1. Davacı vekili istinaf dilekçesinde; tüm davalıların davacının hüküm altına alınan alacaklarından müştereken ve müteselsilen sorumlu olduklarını, husumet yokluğundan ret kararı verilmesinin hatalı olduğunu, hüküm altına alınan fazla çalışma ile ulusal ... ve genel tatil çalışması yönünden hakkın özünü zedeler şekilde indirim yapılmasının hukuka aykırı olduğunu ileri sürerek İlk Derece Mahkemesi kararının ortadan kaldırılması istemi ile istinaf yoluna başvurmuştur.

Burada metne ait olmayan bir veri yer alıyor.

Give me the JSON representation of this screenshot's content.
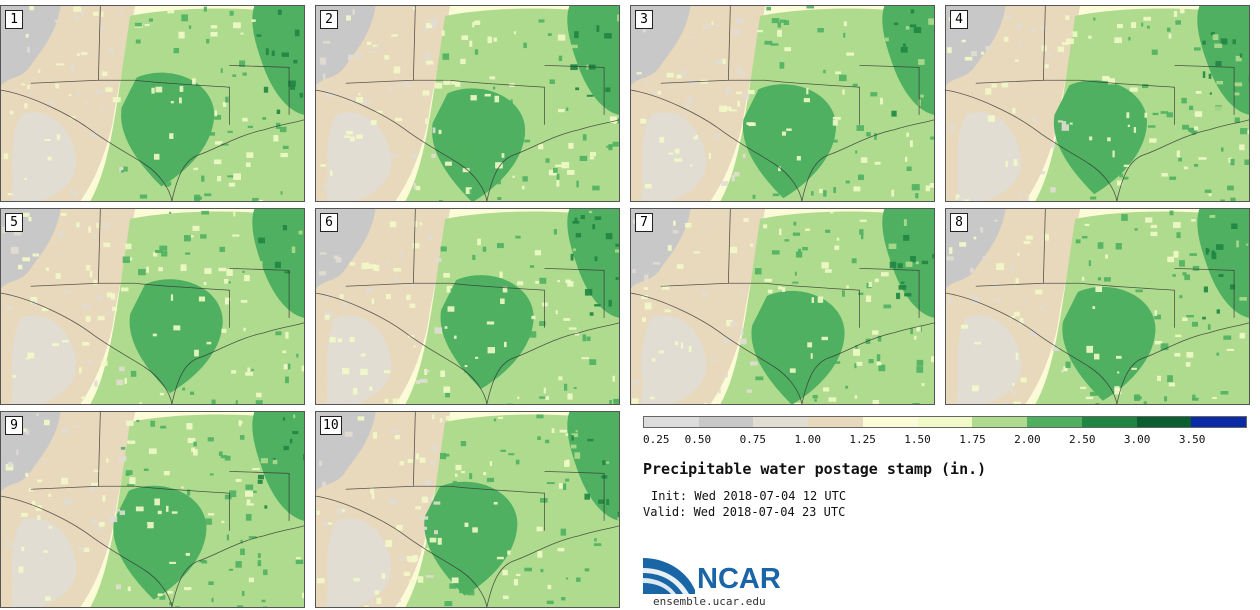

2. Davalı IC İçtaş Havalimanı İnşaatları AŞ vekili istinaf dilekçesinde; davanın müvekkili Şirket yönünden husumetten ret kararı verilmesi gerektiğini, davacının işçileri olmadığını, davalılar arasında organik bağ olduğunun kabulünün hatalı olduğunu ileri sürerek İlk Derece Mahkemesi kararının ortadan kaldırılması istemi ile istinaf yoluna başvurmuştur.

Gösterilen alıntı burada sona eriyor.